How do we use structured queries to tackle unstructured (big) data?
I recently attended a talk by Linguamatics CTO David Milward on Structured Queries for Unstructured Data, delivered to the Data Insights Cambridge Meetup group.
The data science community wants to know:
- How can we deliver insights from big data?
- What are the optimal approaches to ‘handle’ (store, capture) and analyze (query, structure, repurpose) big data?
The amount of data we can store and generate is many times what we could store or capture just 10 years ago. SQL Database technology is able to handle structured data well and has not changed significantly since the 1980s. It’s easier to deliver insights from structured data for basic queries than it is for unstructured data in free text sources.
Unstructured data is the new frontier for data science
What drew so many people to David’s talk is the promise of the ‘data insights’ that are locked away in unstructured data. The audience spanned various industries, from those dealing with astronomical data to financial data sources, to many people concerned with health and life science unstructured data. Many industries rely heavily on data to inform their day to day business decisions. For healthcare and life science, where Linguamatics is the text mining leader, transforming how we understand and improve upon population health and patient outcomes will primarily entail extracting data insights from unstructured data sources.

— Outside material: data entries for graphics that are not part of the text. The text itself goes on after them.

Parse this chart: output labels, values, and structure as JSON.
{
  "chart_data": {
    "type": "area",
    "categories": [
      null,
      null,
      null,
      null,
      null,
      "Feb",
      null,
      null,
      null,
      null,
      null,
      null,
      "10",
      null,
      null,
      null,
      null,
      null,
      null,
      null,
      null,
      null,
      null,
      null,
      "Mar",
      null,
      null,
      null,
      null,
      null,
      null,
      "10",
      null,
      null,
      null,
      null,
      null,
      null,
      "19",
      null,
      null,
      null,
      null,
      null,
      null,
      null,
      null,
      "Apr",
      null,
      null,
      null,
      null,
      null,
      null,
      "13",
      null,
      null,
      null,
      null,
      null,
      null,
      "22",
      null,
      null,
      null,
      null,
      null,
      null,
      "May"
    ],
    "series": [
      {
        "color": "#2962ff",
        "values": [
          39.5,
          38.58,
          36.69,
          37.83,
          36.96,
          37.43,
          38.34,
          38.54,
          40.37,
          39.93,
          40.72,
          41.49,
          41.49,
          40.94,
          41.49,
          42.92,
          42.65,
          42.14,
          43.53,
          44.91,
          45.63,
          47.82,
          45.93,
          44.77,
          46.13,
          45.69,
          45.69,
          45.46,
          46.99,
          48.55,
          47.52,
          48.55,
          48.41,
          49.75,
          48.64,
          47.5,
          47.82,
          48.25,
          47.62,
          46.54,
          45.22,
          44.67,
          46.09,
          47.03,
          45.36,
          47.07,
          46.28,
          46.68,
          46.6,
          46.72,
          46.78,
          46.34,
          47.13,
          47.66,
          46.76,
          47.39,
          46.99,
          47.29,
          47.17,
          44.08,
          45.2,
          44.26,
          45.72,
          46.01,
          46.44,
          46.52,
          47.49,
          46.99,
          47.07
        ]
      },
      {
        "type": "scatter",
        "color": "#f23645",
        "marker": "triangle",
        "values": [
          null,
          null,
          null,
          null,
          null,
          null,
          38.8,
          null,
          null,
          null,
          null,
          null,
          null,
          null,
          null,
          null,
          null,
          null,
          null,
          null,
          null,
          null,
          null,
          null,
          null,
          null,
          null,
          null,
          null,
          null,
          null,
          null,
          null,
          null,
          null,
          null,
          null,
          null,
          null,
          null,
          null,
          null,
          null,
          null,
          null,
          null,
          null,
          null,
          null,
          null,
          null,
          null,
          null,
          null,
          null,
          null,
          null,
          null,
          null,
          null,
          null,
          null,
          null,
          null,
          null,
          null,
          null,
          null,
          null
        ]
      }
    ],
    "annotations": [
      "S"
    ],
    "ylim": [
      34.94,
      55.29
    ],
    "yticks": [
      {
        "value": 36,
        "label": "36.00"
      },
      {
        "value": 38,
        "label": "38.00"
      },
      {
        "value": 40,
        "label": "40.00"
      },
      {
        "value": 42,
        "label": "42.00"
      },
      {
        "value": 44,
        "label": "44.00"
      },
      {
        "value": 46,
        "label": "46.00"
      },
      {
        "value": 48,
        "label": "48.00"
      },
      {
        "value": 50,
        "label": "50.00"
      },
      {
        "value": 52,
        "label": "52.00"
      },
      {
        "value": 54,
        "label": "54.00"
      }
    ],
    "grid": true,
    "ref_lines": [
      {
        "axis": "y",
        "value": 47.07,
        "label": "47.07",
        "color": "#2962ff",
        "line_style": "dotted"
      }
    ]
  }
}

Effectively mining unstructured data requires Natural Language Processing (NLP) technology
Unstructured data is challenging to dive into and analyze for business and health outcome-critical insights; it encompasses different syntactic constructions and patterns than are seen in structured data. This makes it difficult to identify entities and relations in the words, and identify relationships across different documents.
David illustrated how the upcoming version of Linguamatics NLP-driven text mining tool, I2E, addresses these challenges by normalizing data values. I2E maps the same concepts to each other no matter how they are expressed (ie non-smoker is the same as does not smoke).
If you query a large amount of unstructured data with a relatively straightforward question like “Which, What, Who?”, I2E can directly take you to the answers that matter. If you ask a broader question like ‘Tell me everything about X,’ I2E search will provide only the most relevant documents mentioning X by clustering facts extracted from all documents. This text mining approach allows the user to search for key information (e.g. a particular date, mutation, measurement, etc.) in unstructured source data regardless of how the information is expressed or formatted in the text.
Linguamatics upcoming release introduces Normalized Values and Advanced Range Search, which enable powerful range searches over unstructured data. For example a range search of "between 0.5kg and 2kg" will find weights expressed in the source text in different units e.g. 1.5lb, 600g, 1.5kg.
All of these insights coming from unstructured data sources are presented as structured results that draw your attention to the answer while linking back easily to the raw data.
David presented excellent examples of how structured querying can enable us to tap into the gold nuggets hidden within unstructured text. I look forward to seeing more examples of how NLP-based text mining is being applied at the upcoming Linguamatics Text Mining Summit, October 17-19 in Cape Cod.